Ringfort (Rath), Ballyjennings, Co. Mayo
Co. Mayo |
Ringforts
In a field of undulating pasture in Ballyjennings, a low rise in the ground quietly marks the boundary between the present and the early medieval period.
The shape is almost circular, measuring roughly 35 metres north to south and 29 metres east to west, and it is defined by an earthen bank that still stands to about 0.9 metres in height. A stone field fence, built at some later point by a farmer with little concern for what lay beneath, cuts directly across the southern portion of the site in an east-west line, the kind of pragmatic overlap that happens when land is worked continuously across many centuries.

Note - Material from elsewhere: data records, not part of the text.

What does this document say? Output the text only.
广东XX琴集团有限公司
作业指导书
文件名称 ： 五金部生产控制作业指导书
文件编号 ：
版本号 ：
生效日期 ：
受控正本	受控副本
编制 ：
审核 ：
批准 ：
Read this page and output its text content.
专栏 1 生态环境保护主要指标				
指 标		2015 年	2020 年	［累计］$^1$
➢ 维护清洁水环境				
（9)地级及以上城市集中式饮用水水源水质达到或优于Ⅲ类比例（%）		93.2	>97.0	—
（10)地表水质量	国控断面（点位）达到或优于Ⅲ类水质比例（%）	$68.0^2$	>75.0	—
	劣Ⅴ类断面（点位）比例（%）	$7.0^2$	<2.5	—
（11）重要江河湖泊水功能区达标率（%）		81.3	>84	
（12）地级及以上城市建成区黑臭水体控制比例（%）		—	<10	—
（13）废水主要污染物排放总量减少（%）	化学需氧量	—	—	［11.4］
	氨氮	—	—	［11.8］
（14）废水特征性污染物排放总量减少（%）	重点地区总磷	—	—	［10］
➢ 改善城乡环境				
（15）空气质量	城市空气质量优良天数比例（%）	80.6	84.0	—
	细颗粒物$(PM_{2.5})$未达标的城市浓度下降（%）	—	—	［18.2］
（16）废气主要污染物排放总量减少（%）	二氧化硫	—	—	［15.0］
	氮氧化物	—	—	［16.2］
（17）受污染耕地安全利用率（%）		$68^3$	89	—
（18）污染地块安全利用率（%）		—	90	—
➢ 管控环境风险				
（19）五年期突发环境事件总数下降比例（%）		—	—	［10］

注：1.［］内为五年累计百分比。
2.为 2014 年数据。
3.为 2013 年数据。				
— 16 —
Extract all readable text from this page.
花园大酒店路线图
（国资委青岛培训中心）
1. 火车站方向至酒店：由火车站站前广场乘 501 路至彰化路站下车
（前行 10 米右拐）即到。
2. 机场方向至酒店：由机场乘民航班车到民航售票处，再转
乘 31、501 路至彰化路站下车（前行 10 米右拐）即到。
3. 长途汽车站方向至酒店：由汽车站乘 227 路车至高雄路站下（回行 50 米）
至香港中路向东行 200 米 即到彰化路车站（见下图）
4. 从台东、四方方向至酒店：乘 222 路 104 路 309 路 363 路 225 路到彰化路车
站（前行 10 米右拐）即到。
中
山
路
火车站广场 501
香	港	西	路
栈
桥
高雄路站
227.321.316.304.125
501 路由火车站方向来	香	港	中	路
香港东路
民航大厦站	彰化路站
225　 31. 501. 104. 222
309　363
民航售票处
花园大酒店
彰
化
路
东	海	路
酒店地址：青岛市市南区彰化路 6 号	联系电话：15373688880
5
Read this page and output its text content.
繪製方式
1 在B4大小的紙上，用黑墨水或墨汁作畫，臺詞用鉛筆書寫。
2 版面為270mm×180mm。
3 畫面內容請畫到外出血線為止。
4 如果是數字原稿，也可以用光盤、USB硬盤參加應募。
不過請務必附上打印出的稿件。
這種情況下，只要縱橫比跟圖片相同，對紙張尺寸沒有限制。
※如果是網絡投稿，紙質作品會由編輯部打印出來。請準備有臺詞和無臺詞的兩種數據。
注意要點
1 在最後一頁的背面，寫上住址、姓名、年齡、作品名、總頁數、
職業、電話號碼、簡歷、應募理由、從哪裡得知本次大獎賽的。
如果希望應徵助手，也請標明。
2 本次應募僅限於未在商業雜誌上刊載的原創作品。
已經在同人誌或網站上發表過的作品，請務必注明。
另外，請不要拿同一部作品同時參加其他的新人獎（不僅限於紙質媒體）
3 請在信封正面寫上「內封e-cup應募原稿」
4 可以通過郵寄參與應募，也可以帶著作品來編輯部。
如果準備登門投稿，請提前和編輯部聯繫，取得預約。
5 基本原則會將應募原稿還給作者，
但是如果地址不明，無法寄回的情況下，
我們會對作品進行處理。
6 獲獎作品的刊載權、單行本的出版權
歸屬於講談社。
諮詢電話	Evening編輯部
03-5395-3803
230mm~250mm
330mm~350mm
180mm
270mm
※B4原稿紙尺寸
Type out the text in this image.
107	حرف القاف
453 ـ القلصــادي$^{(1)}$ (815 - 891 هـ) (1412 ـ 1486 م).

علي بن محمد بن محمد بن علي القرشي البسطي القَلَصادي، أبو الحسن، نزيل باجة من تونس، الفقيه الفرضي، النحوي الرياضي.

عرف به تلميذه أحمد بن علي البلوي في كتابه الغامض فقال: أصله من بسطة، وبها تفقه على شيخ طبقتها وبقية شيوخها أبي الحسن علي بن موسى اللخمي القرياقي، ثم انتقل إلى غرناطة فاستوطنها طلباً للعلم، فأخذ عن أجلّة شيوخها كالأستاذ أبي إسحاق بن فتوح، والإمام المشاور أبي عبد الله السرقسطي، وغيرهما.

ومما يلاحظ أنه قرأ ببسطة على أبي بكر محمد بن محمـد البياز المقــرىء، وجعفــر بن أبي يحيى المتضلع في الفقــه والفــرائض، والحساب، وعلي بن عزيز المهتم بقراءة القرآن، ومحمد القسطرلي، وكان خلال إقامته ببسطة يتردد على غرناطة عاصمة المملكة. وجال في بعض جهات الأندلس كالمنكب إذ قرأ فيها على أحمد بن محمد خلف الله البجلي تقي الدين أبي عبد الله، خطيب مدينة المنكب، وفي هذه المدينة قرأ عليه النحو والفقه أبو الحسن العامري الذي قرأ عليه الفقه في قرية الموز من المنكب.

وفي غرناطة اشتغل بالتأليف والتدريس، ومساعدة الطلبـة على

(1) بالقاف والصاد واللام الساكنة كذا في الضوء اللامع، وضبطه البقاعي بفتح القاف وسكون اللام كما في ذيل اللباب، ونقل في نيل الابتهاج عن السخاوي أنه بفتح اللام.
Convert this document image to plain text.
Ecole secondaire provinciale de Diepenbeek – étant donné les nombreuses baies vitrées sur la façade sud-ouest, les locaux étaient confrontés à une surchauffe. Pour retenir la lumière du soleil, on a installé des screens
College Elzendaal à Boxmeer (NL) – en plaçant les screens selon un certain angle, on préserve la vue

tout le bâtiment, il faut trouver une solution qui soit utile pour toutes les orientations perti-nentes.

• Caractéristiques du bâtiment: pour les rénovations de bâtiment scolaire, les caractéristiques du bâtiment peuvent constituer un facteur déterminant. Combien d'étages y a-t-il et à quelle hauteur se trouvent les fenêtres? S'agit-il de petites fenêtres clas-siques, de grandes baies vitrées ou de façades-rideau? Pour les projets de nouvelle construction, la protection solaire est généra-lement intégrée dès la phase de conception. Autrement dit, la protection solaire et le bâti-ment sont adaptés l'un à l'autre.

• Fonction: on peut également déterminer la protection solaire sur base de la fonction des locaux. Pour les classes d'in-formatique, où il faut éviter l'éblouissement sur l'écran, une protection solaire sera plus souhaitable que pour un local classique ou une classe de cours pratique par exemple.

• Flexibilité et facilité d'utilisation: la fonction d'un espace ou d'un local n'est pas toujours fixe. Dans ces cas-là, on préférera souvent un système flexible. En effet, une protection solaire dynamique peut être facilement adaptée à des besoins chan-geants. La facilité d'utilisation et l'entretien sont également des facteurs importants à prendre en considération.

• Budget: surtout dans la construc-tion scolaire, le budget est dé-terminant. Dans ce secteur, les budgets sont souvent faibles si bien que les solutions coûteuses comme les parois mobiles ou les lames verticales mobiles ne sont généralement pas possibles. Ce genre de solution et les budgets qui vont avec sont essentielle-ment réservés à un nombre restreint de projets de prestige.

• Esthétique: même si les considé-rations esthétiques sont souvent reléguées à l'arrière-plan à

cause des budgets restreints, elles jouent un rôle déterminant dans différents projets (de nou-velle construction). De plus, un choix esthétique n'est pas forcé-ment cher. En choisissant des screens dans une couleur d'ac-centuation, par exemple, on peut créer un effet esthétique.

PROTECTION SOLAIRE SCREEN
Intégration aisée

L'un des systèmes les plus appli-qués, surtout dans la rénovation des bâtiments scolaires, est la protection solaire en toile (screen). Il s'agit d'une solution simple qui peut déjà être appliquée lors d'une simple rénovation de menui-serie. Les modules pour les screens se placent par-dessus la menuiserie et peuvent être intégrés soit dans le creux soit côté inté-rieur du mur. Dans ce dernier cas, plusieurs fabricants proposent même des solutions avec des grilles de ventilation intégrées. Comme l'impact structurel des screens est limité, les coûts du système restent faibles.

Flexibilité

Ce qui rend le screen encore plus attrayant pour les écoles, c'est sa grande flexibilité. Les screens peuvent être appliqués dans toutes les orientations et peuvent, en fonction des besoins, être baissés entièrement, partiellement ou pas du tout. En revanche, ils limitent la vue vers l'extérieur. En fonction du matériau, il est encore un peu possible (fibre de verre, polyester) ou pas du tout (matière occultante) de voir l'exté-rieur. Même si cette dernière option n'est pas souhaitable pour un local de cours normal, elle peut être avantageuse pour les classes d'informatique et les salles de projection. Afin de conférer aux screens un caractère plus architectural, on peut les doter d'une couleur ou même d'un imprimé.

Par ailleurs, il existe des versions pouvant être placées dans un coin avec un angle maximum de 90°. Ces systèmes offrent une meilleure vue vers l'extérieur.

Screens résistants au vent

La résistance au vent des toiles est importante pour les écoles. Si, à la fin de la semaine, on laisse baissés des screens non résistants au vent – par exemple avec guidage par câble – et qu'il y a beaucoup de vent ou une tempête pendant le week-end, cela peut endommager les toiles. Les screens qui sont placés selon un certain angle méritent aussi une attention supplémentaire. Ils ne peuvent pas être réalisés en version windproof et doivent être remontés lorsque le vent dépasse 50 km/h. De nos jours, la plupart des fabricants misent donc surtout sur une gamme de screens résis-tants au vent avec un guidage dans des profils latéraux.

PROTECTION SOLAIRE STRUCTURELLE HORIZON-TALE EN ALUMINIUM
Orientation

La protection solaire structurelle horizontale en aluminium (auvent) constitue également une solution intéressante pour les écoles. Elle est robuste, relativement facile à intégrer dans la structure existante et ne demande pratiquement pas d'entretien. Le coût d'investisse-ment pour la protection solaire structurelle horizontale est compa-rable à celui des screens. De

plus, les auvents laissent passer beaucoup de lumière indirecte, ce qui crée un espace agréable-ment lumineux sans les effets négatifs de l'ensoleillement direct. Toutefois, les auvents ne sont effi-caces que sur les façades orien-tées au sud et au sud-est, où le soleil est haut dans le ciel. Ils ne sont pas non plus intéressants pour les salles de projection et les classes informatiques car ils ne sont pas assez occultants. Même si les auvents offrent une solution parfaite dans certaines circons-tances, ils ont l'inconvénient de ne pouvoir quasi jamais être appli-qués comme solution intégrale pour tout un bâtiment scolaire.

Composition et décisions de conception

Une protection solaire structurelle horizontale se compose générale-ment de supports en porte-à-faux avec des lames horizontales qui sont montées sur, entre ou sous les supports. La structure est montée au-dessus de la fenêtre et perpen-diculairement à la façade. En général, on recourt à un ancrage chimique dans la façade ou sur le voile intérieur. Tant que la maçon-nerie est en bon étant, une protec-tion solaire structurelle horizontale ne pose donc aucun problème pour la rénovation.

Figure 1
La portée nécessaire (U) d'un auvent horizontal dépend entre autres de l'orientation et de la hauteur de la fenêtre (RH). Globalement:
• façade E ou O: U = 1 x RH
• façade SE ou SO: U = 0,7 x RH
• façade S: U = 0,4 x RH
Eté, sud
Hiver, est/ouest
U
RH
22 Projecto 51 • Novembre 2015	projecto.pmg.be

A rath, as this type of earthwork is sometimes called, is a ringfort: a circular enclosure defined by one or more earthen banks and ditches, typically dating from the early medieval period, roughly 500 to 1000 AD. They are among the most common archaeological monument types in Ireland, yet each one represents the defended farmstead of a family or small community, a unit of land and life that was significant enough to warrant the considerable effort of construction. At Ballyjennings, a circular depression roughly 5.7 metres in diameter in the northern part of the enclosure has been identified as a possible hut site, a faint echo of the structure that once stood within the bank. The overall dimensions of the enclosure are modest, consistent with a single-family settlement rather than anything of higher social rank.